# Does the Olympia still go out?



## corey291 (May 18, 2006)

After enough frustration with the Tom Hooker, (I realized I could stay home and catch just as much fish, while saving the $50.00 they'd charge you) I ventured out on the headboat Olympia (out near Point Lookout) and had a fantastic time. 

This was a couple of years ago, as things didn't allow for me to get out on the water much last year. My question is whether or not the Olympia is still in operation and if so, whether or not they have a website or a phone number. 

Thanks for the help.
-Corey


----------



## elhazzja (Dec 14, 2004)

check out Deale also.....


----------



## Huntsman (Mar 6, 2003)

*Google -*

Olypus(Olympia) headboat out of St.Mary's county and find the number. They'll let ya know what their schedule is.


----------



## Fishbreath (Nov 11, 2004)

Try this number for the Olympus in Ridge out of St. Jeromes Creek.

Captain Clayton Lore &
Captain Joseph Lore, II
Olympus – 49 passengers
Honey Bee – 25 passengers
Ridge 
301-872-5815


----------



## old linesides (Oct 6, 2006)

Fishbreath said:


> Try this number for the Olympus in Ridge out of St. Jeromes Creek.
> 
> Captain Clayton Lore &
> Captain Joseph Lore, II
> ...


I'll bet you don't remember this . I used to fish down there all the time . I still can't believe the captain was exonerated of all charges . There is no friggin way that boat should have been in the water . Ironically , that boat is now docked in OC and is still fishing , only this time as a commercial clammer , potter , and whatever else they can use it for . They salvaged the boat , refit it , and sailed it to OC and rigged for ocean commercial . Oh how we forget . http://www.stmarystoday.com/El Toro II Sinking 10 Years Later.htm


----------



## corey291 (May 18, 2006)

elhazzja said:


> check out Deale also.....


I used to go out on the VAMP IV out of Deale. But the capt. packed up and sailed north I think. Are there any good headboats out of Deale now?


----------



## Genghis (Nov 2, 2004)

old linesides said:


> I'll bet you don't remember this . I used to fish down there all the time . I still can't believe the captain was exonerated of all charges . There is no friggin way that boat should have been in the water .

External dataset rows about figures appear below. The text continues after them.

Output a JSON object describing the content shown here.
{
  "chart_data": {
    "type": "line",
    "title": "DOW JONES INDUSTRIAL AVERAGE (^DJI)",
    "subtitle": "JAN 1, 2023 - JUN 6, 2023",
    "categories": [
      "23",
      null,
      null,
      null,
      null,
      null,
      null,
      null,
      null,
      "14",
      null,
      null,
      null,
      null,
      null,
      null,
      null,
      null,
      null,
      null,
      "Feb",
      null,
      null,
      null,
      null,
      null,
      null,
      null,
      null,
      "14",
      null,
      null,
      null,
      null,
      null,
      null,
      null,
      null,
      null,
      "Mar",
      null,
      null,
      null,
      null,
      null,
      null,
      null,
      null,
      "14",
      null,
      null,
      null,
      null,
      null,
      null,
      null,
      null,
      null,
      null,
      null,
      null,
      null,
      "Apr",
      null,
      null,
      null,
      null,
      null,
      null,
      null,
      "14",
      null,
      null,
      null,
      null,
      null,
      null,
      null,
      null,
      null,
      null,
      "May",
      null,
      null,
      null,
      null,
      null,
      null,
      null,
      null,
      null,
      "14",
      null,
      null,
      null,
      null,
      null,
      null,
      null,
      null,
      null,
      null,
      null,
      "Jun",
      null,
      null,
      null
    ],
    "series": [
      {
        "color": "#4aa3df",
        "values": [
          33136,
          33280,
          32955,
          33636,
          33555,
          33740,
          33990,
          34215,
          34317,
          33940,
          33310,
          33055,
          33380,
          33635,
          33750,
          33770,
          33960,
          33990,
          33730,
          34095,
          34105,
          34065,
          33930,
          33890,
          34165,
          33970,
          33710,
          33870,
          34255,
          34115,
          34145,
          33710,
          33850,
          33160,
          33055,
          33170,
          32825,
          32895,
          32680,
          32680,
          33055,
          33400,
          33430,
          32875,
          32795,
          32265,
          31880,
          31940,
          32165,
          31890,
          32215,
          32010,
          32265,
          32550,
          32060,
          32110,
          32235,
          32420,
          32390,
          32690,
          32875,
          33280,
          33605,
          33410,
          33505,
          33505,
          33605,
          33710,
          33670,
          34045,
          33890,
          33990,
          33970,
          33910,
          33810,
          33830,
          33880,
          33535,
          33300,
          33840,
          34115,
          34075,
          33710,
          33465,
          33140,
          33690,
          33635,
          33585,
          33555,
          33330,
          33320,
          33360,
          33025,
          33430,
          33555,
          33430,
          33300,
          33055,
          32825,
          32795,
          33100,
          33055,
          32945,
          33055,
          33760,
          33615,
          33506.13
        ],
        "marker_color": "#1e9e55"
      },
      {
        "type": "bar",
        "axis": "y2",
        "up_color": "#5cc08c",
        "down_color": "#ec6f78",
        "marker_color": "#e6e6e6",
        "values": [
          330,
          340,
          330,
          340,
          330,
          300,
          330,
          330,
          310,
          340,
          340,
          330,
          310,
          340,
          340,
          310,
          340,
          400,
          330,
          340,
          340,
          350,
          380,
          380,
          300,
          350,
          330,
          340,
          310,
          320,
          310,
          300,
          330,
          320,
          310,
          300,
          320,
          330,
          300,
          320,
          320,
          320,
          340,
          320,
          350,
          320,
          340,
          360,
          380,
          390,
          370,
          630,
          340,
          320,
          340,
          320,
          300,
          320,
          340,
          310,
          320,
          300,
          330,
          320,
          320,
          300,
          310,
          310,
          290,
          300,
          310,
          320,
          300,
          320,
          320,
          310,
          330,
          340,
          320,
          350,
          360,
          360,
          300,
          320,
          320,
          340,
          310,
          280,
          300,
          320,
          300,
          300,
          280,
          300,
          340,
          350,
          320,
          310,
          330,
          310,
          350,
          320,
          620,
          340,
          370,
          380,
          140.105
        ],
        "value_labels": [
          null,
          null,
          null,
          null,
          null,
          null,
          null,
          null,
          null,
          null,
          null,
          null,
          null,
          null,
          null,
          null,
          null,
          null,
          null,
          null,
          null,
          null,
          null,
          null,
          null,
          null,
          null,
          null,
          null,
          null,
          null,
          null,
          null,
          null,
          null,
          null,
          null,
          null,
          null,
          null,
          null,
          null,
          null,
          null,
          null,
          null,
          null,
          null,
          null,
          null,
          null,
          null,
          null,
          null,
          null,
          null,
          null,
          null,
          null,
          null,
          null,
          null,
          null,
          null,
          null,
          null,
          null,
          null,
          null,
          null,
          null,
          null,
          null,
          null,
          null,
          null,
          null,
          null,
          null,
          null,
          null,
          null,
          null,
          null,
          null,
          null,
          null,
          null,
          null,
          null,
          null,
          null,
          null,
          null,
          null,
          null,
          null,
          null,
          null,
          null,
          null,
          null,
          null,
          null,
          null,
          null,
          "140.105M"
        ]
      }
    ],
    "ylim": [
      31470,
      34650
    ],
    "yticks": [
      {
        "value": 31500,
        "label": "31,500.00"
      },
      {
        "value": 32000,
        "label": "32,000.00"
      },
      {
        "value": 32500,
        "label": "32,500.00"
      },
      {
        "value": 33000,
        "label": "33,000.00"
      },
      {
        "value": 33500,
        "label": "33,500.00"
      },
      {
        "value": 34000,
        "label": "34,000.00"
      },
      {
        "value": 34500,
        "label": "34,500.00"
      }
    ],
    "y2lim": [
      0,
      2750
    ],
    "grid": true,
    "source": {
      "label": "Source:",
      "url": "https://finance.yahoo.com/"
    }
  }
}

Wow, terribly story. And while Capt. Lore should never have been allowed to keep his captain's ticket, Kenneth Rossignol, who wrote that story for the St. Mary's Today, should never, ever be allowed to torture the English language again. Dear god, that story was the Abu Ghraib of written pieces :--|


----------



## Fishbreath (Nov 11, 2004)

old linesides said:


> I'll bet you don't remember this . I used to fish down there all the time . I still can't believe the captain was exonerated of all charges . There is no friggin way that boat should have been in the water . Ironically , that boat is now docked in OC and is still fishing , only this time as a commercial clammer , potter , and whatever else they can use it for . They salvaged the boat , refit it , and sailed it to OC and rigged for ocean commercial . Oh how we forget . http://www.stmarystoday.com/El Toro II Sinking 10 Years Later.htm


I remember that vividly. I also remember the chill I felt reading it as I was thinking about going out with him one last time that year...YIKES!


----------



## finfinder (Sep 17, 2004)

READ THE ARTICLE FOR YOURSELF.

It explains a great deal as to why Captain Lore was exonerated. The Coast Guard screwed this up so bad. The news guys never told what the real deal was. It guess it wasn't newsworthy.

The article seems to go out of its way to say how the boat was in terrible shape but the Coast Guard passed it. Were they blind ?


----------



## finfinder (Sep 17, 2004)

article quote:

Three people died after being left to float in the frigid waters of the Potomac River as a result of a bone-headed decision of the U. S. Coast Guard boat commander involved in the rescue.

The three dead from the El Toro II included 2 men from St. Mary’s County. 

The Coast Guard also bore responsibility for allowing the El Toro II to operate, even though it was a poorly designed and built boat, had long outlived its useful life and even though it was in horrible condition, was passed by incompetent Coast Guard inspectors as being safe

endquote:

It sounds like we have more to fear from the Coast Guard than Captain Lore.


----------